Hand-picked headlines from Datarisk Canada’s dedicated cybersecurity curators.
Claudiu’s Top Story
TORRENT FREAK: “The NFT Bay” Claims to Share Multi-Terabyte Archive of ‘Pirated’ NFTs
NFTs have become popular over the past year, with people paying up to millions of dollars to “own” these digital items. NFTs are stored as entries on a blockchain, and prove that the buyer is the legitimate owner of this digital item. Recently, however, a vast trove of NFTs has been uploaded to a website called The NFT Bay. This collection of NFTs is approximately 15 terabytes of data, and puts into question the true value of NFTs.
In the News
CTV NEWS: Ontario Investigating Potential Security Breach Associated with COVID-19 Vaccine Portal
Ontario authorities are investigating reports of a possible security breach associated with the provincial COVID-19 vaccine booking portal. The government has confirmed multiple reports of spam text messages sent to individuals who schedules appointments or accessed vaccine certificates through the COVID-19 immunization system. The government is working with partner ministries and provincial law enforcement to investigate these reports.
THE VERGE: Over a Million GoDaddy WordPress Customers Had Email Addresses Exposed in Latest Breach
GoDaddy has disclosed a security breach that gave an attacker access to more than 1 million email addresses belonging to the company’s active and inactive Managed WordPress users. The attacker allegedly gained access to a provisioning system two months before the intrusion was noticed. The hackers also gained access to the original WordPress admin passwords set by the provisioner and the credentials for active users’ databases and sFTP systems.
CNN NEWS: US Government Issues Thanksgiving Ransomware Warning
US officials are warning American businesses and organizations to be cautious of potential ransomware threats this Thanksgiving season. While there is no one specific threat, but ransomware attacks commonly happen on weekends and holidays, when organizations are short-staffed and potentially off-guard. CISA suggests identifying key IT security employees who can be on call in the event of a ransomware attack.
Smart Home Devices
THE WASHINGTON POST: Big Tech is Pushing Smart Home Devices as the Latest Work-From-Home Tools
The move to work-from-home activity has caused many to use their smart home devices (Amazon Echo or Google Nest, for example) as part of their work life; some workers ask their Google Assistant or Alexa to book meetings, fetch company information, or remind them about events. While this may add convenience to many workers’ lives, the question then becomes: at what expense to security and privacy does convenience come?

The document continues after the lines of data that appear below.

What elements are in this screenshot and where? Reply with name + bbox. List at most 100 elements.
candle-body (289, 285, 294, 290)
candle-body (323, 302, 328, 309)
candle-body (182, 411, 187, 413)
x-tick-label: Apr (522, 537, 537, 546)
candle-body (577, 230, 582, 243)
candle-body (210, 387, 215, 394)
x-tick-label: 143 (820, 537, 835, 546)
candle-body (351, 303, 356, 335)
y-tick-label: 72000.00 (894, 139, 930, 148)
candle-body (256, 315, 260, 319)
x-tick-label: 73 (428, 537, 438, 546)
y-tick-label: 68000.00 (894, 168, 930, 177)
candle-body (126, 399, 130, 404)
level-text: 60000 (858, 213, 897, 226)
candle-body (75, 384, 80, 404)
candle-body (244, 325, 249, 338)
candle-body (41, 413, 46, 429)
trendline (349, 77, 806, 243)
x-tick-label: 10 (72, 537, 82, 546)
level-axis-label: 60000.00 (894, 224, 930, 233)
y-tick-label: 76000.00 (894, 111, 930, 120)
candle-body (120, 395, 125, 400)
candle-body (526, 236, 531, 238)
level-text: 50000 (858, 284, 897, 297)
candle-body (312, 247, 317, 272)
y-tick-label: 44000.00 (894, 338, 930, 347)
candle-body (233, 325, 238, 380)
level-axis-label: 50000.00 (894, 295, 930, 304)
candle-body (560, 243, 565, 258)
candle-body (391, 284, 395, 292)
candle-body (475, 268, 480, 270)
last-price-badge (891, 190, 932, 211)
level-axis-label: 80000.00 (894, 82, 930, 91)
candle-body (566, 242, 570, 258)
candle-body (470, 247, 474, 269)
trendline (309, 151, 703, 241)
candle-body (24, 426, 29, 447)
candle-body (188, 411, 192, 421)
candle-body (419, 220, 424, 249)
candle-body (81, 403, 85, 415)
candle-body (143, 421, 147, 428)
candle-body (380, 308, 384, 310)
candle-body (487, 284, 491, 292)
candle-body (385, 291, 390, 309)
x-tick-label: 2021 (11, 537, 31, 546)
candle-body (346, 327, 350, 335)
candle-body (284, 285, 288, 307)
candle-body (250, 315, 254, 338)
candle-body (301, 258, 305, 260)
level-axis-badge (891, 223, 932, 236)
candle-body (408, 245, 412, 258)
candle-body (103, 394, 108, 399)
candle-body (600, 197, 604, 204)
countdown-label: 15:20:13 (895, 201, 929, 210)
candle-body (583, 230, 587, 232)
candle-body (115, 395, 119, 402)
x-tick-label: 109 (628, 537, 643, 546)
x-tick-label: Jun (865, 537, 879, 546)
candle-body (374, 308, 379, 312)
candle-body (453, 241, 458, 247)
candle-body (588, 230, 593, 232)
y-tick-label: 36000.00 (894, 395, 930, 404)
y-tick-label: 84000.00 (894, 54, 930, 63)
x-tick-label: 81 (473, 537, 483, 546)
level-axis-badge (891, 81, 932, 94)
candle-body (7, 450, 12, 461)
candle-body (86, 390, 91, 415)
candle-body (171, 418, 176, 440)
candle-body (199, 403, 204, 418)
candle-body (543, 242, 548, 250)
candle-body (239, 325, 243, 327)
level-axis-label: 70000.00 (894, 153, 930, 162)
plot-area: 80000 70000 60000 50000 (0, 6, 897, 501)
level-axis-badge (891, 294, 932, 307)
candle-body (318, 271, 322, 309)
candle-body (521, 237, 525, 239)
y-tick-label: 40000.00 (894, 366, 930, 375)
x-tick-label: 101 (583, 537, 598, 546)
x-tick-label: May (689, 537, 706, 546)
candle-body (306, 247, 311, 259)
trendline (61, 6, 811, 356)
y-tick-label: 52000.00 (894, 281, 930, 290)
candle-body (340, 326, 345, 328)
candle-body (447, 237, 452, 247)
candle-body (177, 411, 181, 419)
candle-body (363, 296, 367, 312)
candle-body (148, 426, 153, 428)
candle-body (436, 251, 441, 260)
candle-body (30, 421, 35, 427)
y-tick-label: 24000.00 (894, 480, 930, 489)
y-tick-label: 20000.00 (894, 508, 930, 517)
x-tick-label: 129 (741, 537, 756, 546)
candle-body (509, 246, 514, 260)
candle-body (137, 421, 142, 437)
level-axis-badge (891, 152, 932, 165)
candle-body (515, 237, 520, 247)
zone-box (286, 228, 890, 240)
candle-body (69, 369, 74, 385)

CLEAFY: SharkBot: A New Generation of Android Trojans is Targeting Banks in Europe
Security firm Cleafy has discovered a few Android banking trojan named SharkBot that does not belong to any known families. SharkBot’s goal is to initiate money transfers from compromised devices via Automatic Transfer Systems technique bypassing multi-factor authentication mechanisms. Once installed, SharkBot can help hackers gain access to banking information through Accessibility Services.